The Fear of Nothing
The sure extinction that we travel to
And shall be lost in always. Not to be here,
Not to be anywhere,
And soon; nothing more terrible, nothing more true.
This is a special way of being afraid
No trick dispels. Religion used to try,
That vast, moth-eaten musical brocade
Created to pretend we never die,
And specious stuff that says No rational being
Can fear a thing it will not feel, not seeing
That this is what we fear - no sight, no sound,
No touch or taste or smell, nothing to think with,
Nothing to love or link with,
The anesthetic from which none come round.
- Philip Larkin
This poem is an expression of the narrator's fear of death. It is broken into two parts, which is significant. The first section of the poem can be seen as the introduction. It shows the meaning of the rest of the poem. Although abstract and ambiguous, the meaning of this introduction can be inferred. It points out the inescapable fate that we all have...death. The attitude toward death is sad, expressing a fear of nothingness.
The second section of this poem builds up to the narrator's reason for this fear of death. By paraphrasing this section, we can see with more clarity what the narrator is saying: There is a special fear that nothing can drive away. Religion has tried to drive it away by saying that we don't actually die. Some have tried rationalizing, saying that you can't fear something you can't feel. But that is the very things we fear...no sight, sound, feeling, taste, or smell. Nothing to think, love, or connect with. We are nothing when we die. It's like taking an anesthetic but never waking up. The fear is not the process of dying but the nothingness which is death. The narrator takes what other people say about death, how they try to comfort the fears, and points out the idiocy of the rationalizations. The narrator thinks that the religious beliefs of an afterlife are ridiculous and were only thought up to answer the many questions about death. Just like the Ancient Romans changed Christianity to match their lifestyle, religions have created the thought of an afterlife to cope with their fears. Nothing can comfort the fear of the inevitable nothingness.

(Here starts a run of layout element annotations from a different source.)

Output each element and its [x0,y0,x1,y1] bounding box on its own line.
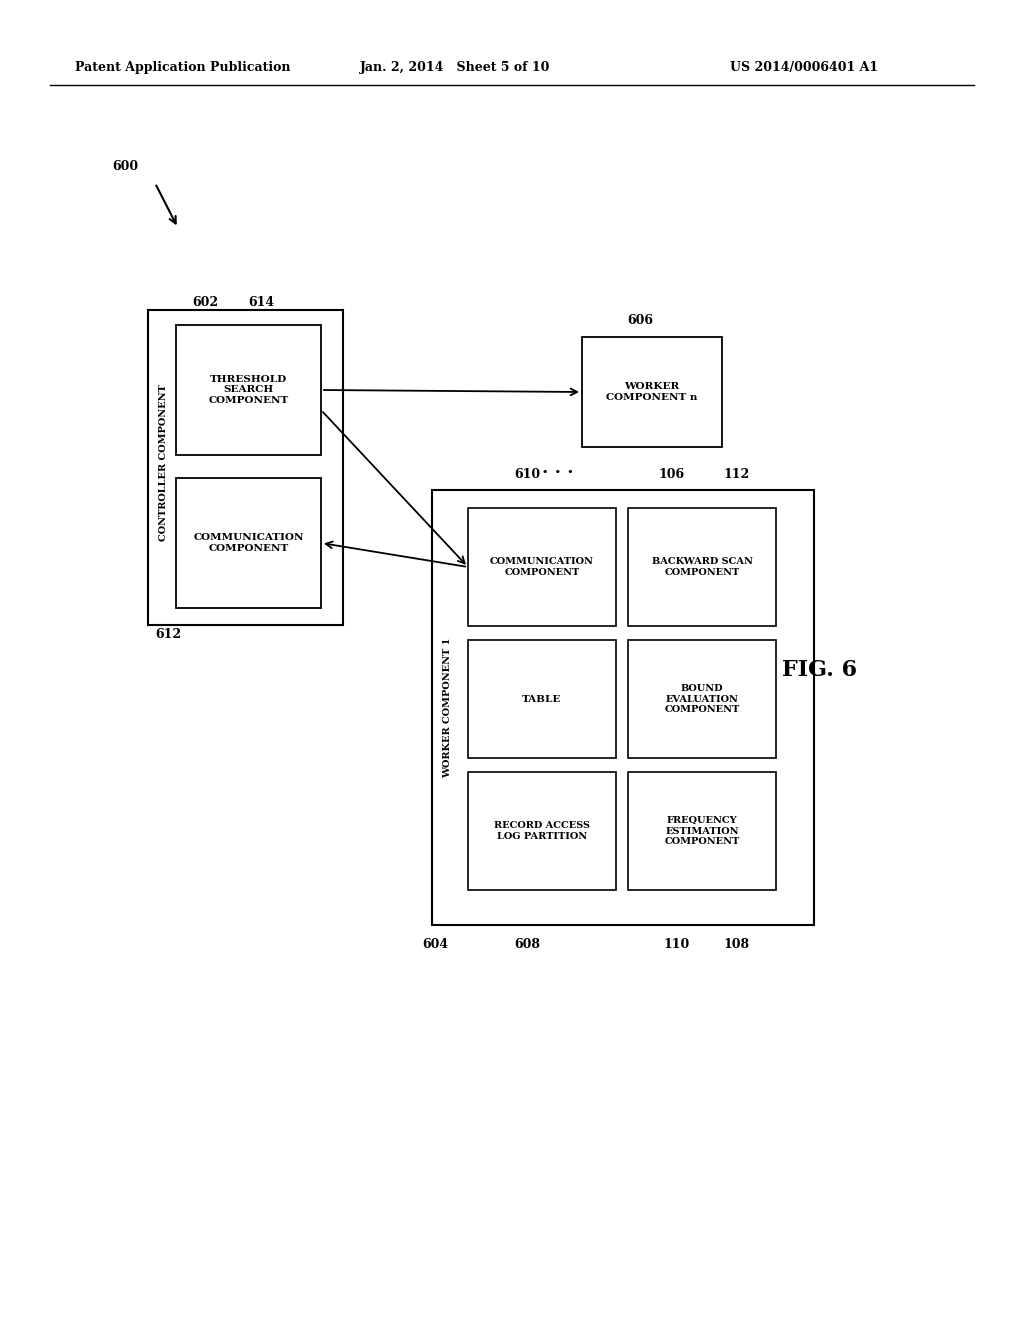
Bar [582,337,722,447]
Text: THRESHOLD
SEARCH
COMPONENT: THRESHOLD SEARCH COMPONENT [208,375,289,405]
Bar [468,772,616,890]
Text: Jan. 2, 2014   Sheet 5 of 10: Jan. 2, 2014 Sheet 5 of 10 [360,62,550,74]
Bar [432,490,814,925]
Text: FREQUENCY
ESTIMATION
COMPONENT: FREQUENCY ESTIMATION COMPONENT [665,816,739,846]
Bar [176,325,321,455]
Text: CONTROLLER COMPONENT: CONTROLLER COMPONENT [160,384,169,541]
Bar [468,640,616,758]
Text: . . .: . . . [542,459,573,477]
Bar [628,508,776,626]
Text: 110: 110 [664,939,690,952]
Text: 600: 600 [112,161,138,173]
Text: US 2014/0006401 A1: US 2014/0006401 A1 [730,62,879,74]
Text: BOUND
EVALUATION
COMPONENT: BOUND EVALUATION COMPONENT [665,684,739,714]
Text: 606: 606 [627,314,653,327]
Text: 602: 602 [193,296,218,309]
Text: COMMUNICATION
COMPONENT: COMMUNICATION COMPONENT [490,557,594,577]
Text: WORKER
COMPONENT n: WORKER COMPONENT n [606,383,697,401]
Bar [176,478,321,609]
Text: 604: 604 [422,939,449,952]
Text: Patent Application Publication: Patent Application Publication [75,62,291,74]
Text: COMMUNICATION
COMPONENT: COMMUNICATION COMPONENT [194,533,304,553]
Text: 106: 106 [658,467,685,480]
Text: 614: 614 [248,296,274,309]
Text: 112: 112 [724,467,751,480]
Text: FIG. 6: FIG. 6 [782,659,857,681]
Text: 610: 610 [514,467,540,480]
Text: WORKER COMPONENT 1: WORKER COMPONENT 1 [443,638,453,777]
Text: BACKWARD SCAN
COMPONENT: BACKWARD SCAN COMPONENT [651,557,753,577]
Bar [628,640,776,758]
Text: TABLE: TABLE [522,694,562,704]
Text: 108: 108 [724,939,750,952]
Text: RECORD ACCESS
LOG PARTITION: RECORD ACCESS LOG PARTITION [494,821,590,841]
Bar [468,508,616,626]
Bar [628,772,776,890]
Text: 612: 612 [155,627,181,640]
Text: 608: 608 [514,939,540,952]
Bar [148,310,343,624]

The narrator is able to draw this conclusion with the supporting examples of religion and rational thinking. When the reader looks back at the poem, after breaking it apart, he or she can understand that this very conclusion is what the introduction, the first section of the poem, is saying. Larkin did not directly state what the poem was about. Figurative language, ambiguous thought, and the mood of the poem make the reader question the meaning of the art work. When that reader breaks it apart, it is made clear what the issue is.
I enjoyed your post. Though I'm not sure the narrator really feels that religious-like rationalizations are ridiculous or idiotic--just misleading. He very well might believe both, but there is definitely a difference.
ReplyDeleteok yeah...after re-reading it, I would have to agree with you.